M*A*S*H is comedy/drama about the Mobile Army Surgical Hospital unit 4077 in the Korean War. The story of the show centers on the work of surgeons and how they cope with being in the war. The comedy of M*A*S*H is mainly mischievous antics and revolves around Hawkeye, played by Alan Alda. Hawkeye and his sidekick, Trapper ( Captain Hunnicut later on), play off of each other’s dry sarcasm, having fun at the expense of their comrades. They’re jovial characters, two cheerful surgeons amidst a backdrop of perpetual violence. Their personalities even infiltrate the operating room and it’s not uncommon to see a comedic exchange while a wounded patient is being treated. Overly serious characters like Frank Burns and Margaret “Hot Lips” Houlihan are constantly frustrated by the oftentimes immature behavior of Hawkeye and company. Supporting characters like Radar and Colonel Potter add to the mix, often mediating the ‘conflict’ between jokesters and prudes.
M*A*S*H is more than comedy, however.
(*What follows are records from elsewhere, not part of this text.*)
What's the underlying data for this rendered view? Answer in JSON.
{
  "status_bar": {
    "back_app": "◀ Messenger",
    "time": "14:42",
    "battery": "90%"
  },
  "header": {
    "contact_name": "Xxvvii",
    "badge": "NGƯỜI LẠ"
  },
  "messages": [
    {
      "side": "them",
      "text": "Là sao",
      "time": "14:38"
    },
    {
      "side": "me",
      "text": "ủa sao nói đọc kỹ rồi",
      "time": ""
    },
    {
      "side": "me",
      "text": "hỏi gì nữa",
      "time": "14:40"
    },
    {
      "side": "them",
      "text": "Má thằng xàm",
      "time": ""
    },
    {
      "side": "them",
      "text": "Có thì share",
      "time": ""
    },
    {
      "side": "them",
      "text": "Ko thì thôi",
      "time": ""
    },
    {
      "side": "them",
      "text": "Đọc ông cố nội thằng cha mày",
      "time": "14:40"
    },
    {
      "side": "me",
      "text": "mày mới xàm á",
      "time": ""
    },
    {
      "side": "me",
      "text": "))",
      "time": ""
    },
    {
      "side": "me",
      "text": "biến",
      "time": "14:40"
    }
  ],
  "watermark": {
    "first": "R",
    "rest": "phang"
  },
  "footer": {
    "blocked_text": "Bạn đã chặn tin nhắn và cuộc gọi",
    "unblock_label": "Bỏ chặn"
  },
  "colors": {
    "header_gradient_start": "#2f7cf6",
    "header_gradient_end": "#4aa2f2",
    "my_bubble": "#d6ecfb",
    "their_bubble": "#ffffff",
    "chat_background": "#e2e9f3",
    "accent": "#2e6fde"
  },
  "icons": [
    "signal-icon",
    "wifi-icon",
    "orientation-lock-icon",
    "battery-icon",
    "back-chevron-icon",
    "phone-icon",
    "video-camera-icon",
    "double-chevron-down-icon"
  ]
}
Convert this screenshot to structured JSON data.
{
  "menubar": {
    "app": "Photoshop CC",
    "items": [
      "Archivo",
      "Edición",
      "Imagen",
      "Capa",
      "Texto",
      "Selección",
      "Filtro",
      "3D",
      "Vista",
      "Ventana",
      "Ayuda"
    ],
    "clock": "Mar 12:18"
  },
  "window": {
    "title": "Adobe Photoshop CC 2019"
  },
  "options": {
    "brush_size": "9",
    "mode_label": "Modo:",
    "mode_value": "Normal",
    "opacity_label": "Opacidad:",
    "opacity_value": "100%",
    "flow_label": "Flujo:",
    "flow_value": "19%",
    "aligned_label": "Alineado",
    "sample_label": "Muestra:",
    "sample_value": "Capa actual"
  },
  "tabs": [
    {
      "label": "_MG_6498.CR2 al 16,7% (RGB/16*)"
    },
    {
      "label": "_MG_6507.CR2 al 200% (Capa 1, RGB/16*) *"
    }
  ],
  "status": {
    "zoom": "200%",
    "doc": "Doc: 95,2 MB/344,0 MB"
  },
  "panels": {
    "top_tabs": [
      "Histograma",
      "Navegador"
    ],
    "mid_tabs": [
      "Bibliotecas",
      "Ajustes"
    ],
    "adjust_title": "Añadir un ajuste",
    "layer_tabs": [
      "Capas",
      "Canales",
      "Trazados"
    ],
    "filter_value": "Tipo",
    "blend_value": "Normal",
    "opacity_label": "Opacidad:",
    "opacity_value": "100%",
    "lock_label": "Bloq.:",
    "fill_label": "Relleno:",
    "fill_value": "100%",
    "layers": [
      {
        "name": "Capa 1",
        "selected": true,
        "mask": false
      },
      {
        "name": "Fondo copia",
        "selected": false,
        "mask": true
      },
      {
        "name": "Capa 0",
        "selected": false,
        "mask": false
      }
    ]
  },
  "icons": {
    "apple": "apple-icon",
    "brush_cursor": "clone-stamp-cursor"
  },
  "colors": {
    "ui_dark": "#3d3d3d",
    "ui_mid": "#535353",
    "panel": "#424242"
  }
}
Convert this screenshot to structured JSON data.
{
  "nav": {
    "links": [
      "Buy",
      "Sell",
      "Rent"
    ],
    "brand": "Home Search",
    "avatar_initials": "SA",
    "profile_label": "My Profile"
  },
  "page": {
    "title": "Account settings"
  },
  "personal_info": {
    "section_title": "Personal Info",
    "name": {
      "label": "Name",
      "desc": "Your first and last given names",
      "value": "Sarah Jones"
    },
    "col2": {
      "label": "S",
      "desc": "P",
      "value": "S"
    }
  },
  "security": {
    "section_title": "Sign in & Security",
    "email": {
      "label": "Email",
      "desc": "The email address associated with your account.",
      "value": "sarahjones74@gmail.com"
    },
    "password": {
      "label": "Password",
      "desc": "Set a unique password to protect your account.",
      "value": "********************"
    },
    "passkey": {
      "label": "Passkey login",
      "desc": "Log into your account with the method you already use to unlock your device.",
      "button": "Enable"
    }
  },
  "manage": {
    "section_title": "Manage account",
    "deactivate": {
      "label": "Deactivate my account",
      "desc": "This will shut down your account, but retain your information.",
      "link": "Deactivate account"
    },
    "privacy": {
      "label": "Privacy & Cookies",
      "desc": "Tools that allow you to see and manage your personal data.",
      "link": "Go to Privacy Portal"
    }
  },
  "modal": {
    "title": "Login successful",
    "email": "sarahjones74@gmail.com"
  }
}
The harmless exchanges between the characters are halted by human injury and peril. As soon as the medical chopper arrives with new patients, the surgeons, like super heroes uncovering their secret identities, assume their appropriate roles as doctors. And then there’s the crippling scene where a fatally wounded soldier has his last conversation with Hawkeye and all Hawkeye can do is offer him the reassurance that he will do all he can to mend his broken body. Each character is presented, whether individually or communally, with these human struggles throughout the show.
An interesting thing thus occurs. There’s a realization this isn’t another show peppered with laugh-tracks and light humor. It’s the opposite of what happens when a scene in a movie externalizes the filmmaking, when the viewer becomes aware of its ‘movieness’. It’s putting all of the characters and their setting back into context. The comedy no longer seems intended to entertain. The personnel of the 4077th aren’t trying to make us laugh, but make themselves laugh. They’re trying to find humor amongst the uncertainty of their battleground. The comical aspect of M*A*S*H emphasizes the serious moments. It creates a transition between laughter and hesitation, so that when an injured Korean child strays into the camp, that shift from the child’s play to the urgency of rushing the wounded to surgery is emboldened. These dramatic moments in M*A*S*H vary in their breadth and how they move us, but they’re still there as a reminder of the uneasy atmosphere that war brings.